A day after suspending their relay hunger strike to demand a judicial inquiry into the suicide of an undergraduate student at the All India Institute of Medical Sciences (AIIMS) here, the students association Saturday said they will resume the stir if the probe is not ordered.
“As of now we have just suspended our strike. If a judicial inquiry is not ordered into the suicide, we will go on strike again,” Mahendra Meena from the students’ union told IANS.
The students had been agitating after 22-year-old Anil Meena from Rajasthan’s Baran district was found hanging from a ceiling fan in his hostel room. While no suicide note was recovered, police officials said Meena was struggling to cope with the strict study pattern of the institute.
Meena, a farmer’s son, had failed in the first year exam as well as the internal examination. After Meena’s death, undergraduate students raised a furore over the institute’s mentoring mechanism for undergraduate students.
The students are now trying to fix an appointment with Health Minister Ghulam Nabi Azad, also the president of AIIMS.
The students union also alleges that the examination rules were changed after Meena sat for the last exam, due to which his performance deteriorated.

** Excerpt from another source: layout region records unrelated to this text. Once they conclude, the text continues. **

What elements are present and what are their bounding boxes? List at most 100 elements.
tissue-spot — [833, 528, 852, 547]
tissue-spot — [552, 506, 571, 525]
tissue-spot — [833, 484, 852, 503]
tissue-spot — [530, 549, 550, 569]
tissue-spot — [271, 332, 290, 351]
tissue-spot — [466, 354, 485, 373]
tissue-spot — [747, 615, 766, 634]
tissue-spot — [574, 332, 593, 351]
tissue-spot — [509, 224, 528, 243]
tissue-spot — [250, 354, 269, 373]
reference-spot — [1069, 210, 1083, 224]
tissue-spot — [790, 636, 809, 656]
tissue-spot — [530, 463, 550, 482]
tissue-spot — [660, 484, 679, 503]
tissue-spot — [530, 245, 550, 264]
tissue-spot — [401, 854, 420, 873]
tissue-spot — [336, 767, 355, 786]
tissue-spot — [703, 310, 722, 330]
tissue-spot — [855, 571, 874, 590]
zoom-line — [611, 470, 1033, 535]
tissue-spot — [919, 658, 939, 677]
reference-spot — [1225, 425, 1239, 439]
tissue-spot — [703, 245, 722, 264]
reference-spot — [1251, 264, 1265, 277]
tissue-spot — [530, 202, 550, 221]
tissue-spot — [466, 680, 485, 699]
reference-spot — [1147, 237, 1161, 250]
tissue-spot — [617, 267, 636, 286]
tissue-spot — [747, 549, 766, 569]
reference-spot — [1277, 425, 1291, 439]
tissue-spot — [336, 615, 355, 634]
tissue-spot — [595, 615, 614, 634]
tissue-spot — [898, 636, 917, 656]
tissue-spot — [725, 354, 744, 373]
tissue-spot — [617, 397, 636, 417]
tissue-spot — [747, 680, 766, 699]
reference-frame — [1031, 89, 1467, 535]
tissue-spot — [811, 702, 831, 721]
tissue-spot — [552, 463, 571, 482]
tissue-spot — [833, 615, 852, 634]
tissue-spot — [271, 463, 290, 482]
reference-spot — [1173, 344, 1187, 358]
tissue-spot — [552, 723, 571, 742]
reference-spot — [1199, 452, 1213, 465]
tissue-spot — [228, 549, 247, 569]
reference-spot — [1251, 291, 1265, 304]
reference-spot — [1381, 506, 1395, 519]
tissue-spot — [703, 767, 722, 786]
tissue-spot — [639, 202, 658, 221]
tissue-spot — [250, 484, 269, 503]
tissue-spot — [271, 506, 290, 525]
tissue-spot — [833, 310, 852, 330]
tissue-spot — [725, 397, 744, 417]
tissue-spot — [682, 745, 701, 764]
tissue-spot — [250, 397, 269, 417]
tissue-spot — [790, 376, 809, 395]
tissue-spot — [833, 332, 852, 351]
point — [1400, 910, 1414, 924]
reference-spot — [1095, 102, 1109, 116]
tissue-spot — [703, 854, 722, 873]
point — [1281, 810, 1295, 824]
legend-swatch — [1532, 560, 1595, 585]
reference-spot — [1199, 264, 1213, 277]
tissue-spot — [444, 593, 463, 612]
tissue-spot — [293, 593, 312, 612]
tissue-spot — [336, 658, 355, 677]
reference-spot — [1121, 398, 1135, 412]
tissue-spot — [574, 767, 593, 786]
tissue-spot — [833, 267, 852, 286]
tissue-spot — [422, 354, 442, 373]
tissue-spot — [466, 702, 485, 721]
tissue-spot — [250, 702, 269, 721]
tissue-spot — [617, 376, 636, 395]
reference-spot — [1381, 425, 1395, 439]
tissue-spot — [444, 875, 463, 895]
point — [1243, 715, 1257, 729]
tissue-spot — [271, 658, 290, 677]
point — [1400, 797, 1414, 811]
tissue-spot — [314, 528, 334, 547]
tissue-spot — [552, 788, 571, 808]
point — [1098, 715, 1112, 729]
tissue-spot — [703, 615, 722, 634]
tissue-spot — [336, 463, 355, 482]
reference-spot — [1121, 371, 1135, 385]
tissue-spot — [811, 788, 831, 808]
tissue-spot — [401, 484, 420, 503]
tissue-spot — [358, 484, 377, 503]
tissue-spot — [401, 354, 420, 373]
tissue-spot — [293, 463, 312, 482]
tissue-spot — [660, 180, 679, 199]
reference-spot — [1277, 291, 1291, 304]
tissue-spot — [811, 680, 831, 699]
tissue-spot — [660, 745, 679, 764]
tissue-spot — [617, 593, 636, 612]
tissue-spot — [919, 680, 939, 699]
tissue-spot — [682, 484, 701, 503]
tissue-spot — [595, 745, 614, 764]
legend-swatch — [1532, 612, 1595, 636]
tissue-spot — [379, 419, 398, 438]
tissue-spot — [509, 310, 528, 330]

While students claim weightage of internal exams was raised to 50 percent from 25 percent leading to Anil failing in supplementary exams, the institution failed to provide any mechanism for non-English language-knowing students to cope with the heavy syllabus largely taught in English.
“We have documents to prove that some exam assessment rules were changed after Meena sat for the exam. This unprecedented change put him under stress as his performance deteriorated,” the students union member added.
AIIMS director R.C. Deka had once again appointed former University Grants Commission chief Sukhdev Thorat to probe the alleged discrimination against Meena, who was from the reserved category.
A three-member committee, headed by Thorat, was constituted by the central government in 2007 to look into allegations of caste-based discrimination at the premier hospital.